Innovation theorist John Nosta frames the issue as a reversal of the traditional learning process. By delivering fully formed answers instantly, AI tools can bypass the questioning and synthesis stages that underpin expertise. Meanwhile, Rebecca Hinds has described the phenomenon as an “illusion of expertise,” where users appear more capable than they actually are because the system is compensating for gaps in knowledge.
Cuban’s intervention brings those abstract concerns into sharper focus for the labor market. He argues that the real risk is not that AI will replace entire professions, but that it will hollow out roles built around repetitive or low-complexity tasks.
“If all you’re doing is reformatting, you know, or you’re answering a question yes or no, then you know you’re there’s a good chance you’re going to be replaced by AI,” he said.
That aligns with broader hiring trends. Employers are increasingly prioritizing workers who can combine domain knowledge with AI fluency, using tools to test assumptions, model outcomes, and synthesize information, rather than those who simply execute predefined tasks. The result is a shift in what constitutes productivity: speed alone is no longer enough; depth of understanding and judgment are becoming more valuable.

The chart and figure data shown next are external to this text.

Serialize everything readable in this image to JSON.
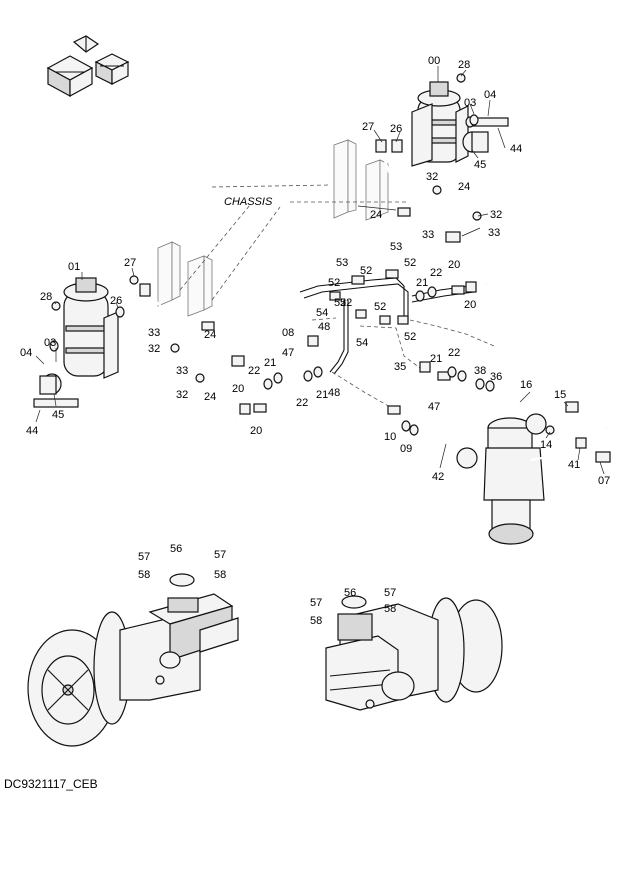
{
  "diagram": {
    "chassis_label": "CHASSIS",
    "drawing_ref": "DC9321117_CEB",
    "labels": [
      "00",
      "28",
      "04",
      "03",
      "27",
      "26",
      "44",
      "45",
      "32",
      "24",
      "33",
      "33",
      "32",
      "24",
      "53",
      "52",
      "52",
      "22",
      "20",
      "21",
      "20",
      "53",
      "52",
      "52",
      "52",
      "54",
      "48",
      "52",
      "54",
      "52",
      "01",
      "27",
      "28",
      "26",
      "04",
      "03",
      "45",
      "44",
      "33",
      "32",
      "32",
      "24",
      "33",
      "24",
      "20",
      "20",
      "21",
      "22",
      "08",
      "47",
      "48",
      "22",
      "21",
      "35",
      "21",
      "22",
      "38",
      "36",
      "16",
      "15",
      "14",
      "41",
      "07",
      "47",
      "10",
      "09",
      "42",
      "57",
      "56",
      "57",
      "58",
      "58",
      "57",
      "56",
      "57",
      "58",
      "58"
    ]
  }
}
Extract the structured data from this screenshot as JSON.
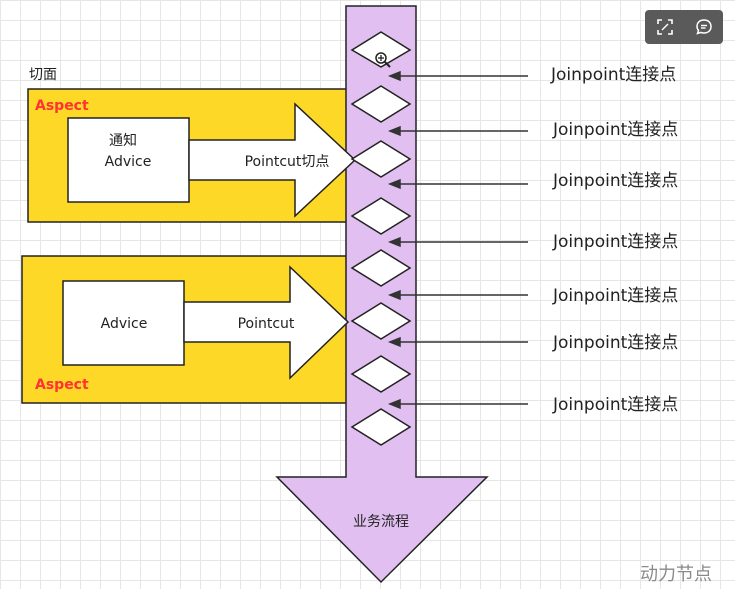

Cuban emphasized that AI’s limitations reinforce this shift. While models can process vast amounts of data and generate responses quickly, they lack contextual awareness and accountability.
“If you learn how to use these tools, and you know how to think critically, you’re curious, so you’re always learning, you’re always going to have a job because AI doesn’t know the consequences of its action,” he said.
That distinction between output and understanding is likely to define career trajectories in the coming years. Workers who treat AI as a cognitive partner, using it to explore ideas, challenge conclusions, and deepen expertise, stand to benefit from significant productivity gains. Those who rely on it as a substitute for thinking may find their roles increasingly commoditized.
There are also implications for organizations. As AI tools become ubiquitous, the competitive advantage shifts from access to capability. Companies will need to invest not just in deploying AI systems, but in training employees to use them effectively. Failure to do so could lead to uneven performance within teams, where a subset of workers drives disproportionate value.
Cuban concluded, noting that AI, in his view, is neither a universal threat nor a guaranteed opportunity. It is an amplifier.
“Those people who are curious and just want to keep on learning more, AI is phenomenal. You will always have an edge over everybody around you,” he said.
As adoption deepens, that edge may become the defining feature of the modern workforce—separating those who evolve with the technology from those who are overtaken by it.